Random weapon sparring - have a selection of "safer" weapons such as federschwert wooden/synthetic longswords, dussacks, plastic daggers, bucklers, light quarter staff etc. Have two contestants. Have them face away from each other and select random weapon combinations. At the command of "go" they turn, grab whichever weapons have been provided and spar. The first to a head blow wins. Immediately cycle the pair off and put a new pair up. The pair that have just come off get to select the random weapons for the new pair. Keep going until everyone is exhausted or bored.

Improves reflexes and adaptability. Encourages people to be creative while facing often radically different measures and protective capabilities. Helps people to relax in normal sparring.

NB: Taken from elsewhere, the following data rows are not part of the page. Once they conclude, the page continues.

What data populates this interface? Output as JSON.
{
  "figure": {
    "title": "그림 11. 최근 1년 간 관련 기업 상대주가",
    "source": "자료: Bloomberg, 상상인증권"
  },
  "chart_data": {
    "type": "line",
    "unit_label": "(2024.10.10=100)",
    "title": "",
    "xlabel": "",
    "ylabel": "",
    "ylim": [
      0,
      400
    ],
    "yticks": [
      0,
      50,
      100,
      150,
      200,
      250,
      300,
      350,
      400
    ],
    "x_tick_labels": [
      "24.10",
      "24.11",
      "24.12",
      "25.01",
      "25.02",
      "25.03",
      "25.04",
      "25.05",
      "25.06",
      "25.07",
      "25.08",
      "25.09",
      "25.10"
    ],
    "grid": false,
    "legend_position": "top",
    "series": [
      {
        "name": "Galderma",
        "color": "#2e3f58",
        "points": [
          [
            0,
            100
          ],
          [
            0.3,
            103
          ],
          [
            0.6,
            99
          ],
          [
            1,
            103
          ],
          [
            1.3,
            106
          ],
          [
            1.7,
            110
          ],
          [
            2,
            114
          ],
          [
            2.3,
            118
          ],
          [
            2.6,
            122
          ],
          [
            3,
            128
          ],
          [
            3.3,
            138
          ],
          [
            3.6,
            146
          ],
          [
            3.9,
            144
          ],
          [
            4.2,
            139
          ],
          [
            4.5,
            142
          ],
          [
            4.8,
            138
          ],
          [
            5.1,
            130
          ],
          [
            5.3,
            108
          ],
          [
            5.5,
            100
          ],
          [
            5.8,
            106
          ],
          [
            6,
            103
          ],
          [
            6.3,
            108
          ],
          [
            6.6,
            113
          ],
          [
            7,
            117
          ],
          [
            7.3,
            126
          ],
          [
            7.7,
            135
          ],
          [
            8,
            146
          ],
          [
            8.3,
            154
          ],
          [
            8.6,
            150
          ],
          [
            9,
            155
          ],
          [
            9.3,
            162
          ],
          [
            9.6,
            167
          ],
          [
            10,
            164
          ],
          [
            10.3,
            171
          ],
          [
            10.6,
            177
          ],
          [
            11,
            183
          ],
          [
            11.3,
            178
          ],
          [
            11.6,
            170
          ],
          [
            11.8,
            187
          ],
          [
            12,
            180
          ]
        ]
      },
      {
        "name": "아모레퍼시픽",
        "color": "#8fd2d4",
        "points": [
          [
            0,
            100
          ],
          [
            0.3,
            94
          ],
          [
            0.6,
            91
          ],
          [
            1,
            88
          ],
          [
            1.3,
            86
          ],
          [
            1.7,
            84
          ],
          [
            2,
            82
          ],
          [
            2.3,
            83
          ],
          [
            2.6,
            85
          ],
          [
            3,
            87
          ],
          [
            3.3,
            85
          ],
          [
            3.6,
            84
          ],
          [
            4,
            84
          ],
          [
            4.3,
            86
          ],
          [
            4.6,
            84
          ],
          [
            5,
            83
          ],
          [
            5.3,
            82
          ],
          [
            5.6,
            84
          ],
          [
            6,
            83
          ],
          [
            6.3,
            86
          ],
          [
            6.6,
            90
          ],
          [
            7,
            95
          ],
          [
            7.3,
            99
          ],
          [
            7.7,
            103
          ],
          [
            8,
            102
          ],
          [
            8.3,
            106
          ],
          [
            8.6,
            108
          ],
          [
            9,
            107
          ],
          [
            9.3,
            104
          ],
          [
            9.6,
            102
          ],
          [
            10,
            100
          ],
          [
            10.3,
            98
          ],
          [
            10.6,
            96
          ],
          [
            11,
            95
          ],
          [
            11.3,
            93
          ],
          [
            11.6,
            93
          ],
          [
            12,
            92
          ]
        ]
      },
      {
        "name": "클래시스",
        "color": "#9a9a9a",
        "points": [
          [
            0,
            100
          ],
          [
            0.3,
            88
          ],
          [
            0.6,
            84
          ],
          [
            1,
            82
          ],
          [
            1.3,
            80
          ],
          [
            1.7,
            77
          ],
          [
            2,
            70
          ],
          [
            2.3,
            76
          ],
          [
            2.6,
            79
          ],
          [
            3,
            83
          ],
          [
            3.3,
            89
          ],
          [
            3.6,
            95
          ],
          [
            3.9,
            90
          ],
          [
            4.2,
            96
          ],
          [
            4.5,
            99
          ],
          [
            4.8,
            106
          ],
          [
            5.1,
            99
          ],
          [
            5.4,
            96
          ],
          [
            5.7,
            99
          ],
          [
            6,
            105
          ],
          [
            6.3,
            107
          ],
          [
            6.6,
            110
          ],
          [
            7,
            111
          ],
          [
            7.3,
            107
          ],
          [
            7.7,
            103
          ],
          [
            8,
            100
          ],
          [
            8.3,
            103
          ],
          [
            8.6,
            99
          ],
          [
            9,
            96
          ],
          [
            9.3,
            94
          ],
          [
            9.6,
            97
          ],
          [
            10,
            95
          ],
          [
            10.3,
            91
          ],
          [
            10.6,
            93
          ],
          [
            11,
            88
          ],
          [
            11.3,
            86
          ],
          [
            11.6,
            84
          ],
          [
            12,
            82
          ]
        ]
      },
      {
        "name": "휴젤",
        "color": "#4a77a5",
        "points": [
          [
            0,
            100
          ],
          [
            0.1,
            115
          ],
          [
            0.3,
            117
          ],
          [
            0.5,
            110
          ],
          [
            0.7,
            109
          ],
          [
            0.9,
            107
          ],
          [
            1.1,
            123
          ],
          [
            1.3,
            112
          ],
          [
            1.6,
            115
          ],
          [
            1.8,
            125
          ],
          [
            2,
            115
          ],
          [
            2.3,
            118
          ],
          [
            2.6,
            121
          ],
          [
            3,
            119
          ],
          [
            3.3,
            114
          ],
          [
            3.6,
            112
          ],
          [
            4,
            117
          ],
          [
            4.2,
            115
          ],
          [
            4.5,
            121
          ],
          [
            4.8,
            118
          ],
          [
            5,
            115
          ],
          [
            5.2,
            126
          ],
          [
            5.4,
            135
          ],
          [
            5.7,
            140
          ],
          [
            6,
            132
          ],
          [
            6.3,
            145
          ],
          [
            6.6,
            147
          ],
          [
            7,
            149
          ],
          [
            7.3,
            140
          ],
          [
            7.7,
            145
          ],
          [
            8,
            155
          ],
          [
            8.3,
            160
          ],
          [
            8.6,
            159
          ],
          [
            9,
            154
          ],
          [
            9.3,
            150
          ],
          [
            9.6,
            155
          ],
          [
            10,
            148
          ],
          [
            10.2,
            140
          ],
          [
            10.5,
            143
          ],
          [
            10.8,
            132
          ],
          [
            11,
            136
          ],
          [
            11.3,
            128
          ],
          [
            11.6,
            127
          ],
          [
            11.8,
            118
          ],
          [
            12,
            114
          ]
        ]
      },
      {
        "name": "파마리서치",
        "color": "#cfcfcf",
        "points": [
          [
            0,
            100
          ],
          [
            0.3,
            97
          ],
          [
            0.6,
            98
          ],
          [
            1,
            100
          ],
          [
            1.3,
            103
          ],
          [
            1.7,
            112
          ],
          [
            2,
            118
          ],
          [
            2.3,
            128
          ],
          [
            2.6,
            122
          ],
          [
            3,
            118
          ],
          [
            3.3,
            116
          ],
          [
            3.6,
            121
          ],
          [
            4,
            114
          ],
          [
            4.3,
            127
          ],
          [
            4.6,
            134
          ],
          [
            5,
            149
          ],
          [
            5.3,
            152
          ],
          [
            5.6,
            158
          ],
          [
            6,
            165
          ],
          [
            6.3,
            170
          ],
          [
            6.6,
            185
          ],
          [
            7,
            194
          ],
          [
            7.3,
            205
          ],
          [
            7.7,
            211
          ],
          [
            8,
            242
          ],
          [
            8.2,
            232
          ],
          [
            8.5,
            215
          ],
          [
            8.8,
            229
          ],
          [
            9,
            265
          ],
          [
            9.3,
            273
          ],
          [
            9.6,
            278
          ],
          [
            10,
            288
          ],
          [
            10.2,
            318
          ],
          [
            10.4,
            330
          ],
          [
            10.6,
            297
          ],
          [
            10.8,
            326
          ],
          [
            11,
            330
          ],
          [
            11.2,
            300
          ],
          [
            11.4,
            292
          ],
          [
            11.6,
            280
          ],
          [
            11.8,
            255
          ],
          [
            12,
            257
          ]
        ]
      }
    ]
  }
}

Odds and evens - Designate players as "odd" and "even" player. Partners then face off at long measure, they then tactically choose opposing guards and shift them continuously to get advantage. After 20-30 secs instructor shouts a number (either an odd or even number) the player with that designation then gets to launch an attack with one step from whichever position they were in while the player with the other designation can parry but isn't allowed to move.

Random attack and defend - everyone kit up and form a ring with one person in the ring. Assign each person around the ring a number. When that number is called they step in and perform one attack on the person in the ring. The person in the ring defends the attack. To up the ante you can get the defender to perform a counter attack and you can call multiple numbers to attack at once.

Okay for improving reflexes, adaptability and training them to react well in stressful situations. It's really, really good for improving spacial awareness encouraging people to think in 360 degrees.

Loose play - it's also worth mentioning that any loose play is great when approached as a game and this is a great thing to do to encourage people to adopt a easy, relaxed mental attitude in sparring.

I like to build up the "game" by starting with an opening scenario and then adding "new rules." It's amazing how quickly you can build really complex scenarios that strongly resemble plays from the treatises. For example, it could look like this:

1. The opening scenario is that one person attacks through a guard in onset, the defender makes a response and then the attacker changes mid-stroke to counter the response. Once complete the attacker withdraws.
2. New rule: the defender can parry the attackers blow
3. New rule: the attacker can take a further action (they get two "attacks")
4. New rule: The defender can have a further parry (they get two parries)
5. New rule: after the first attack the defender counts to two and then can do anything they like. However they can't move. So the attacker has to hit and withdraw.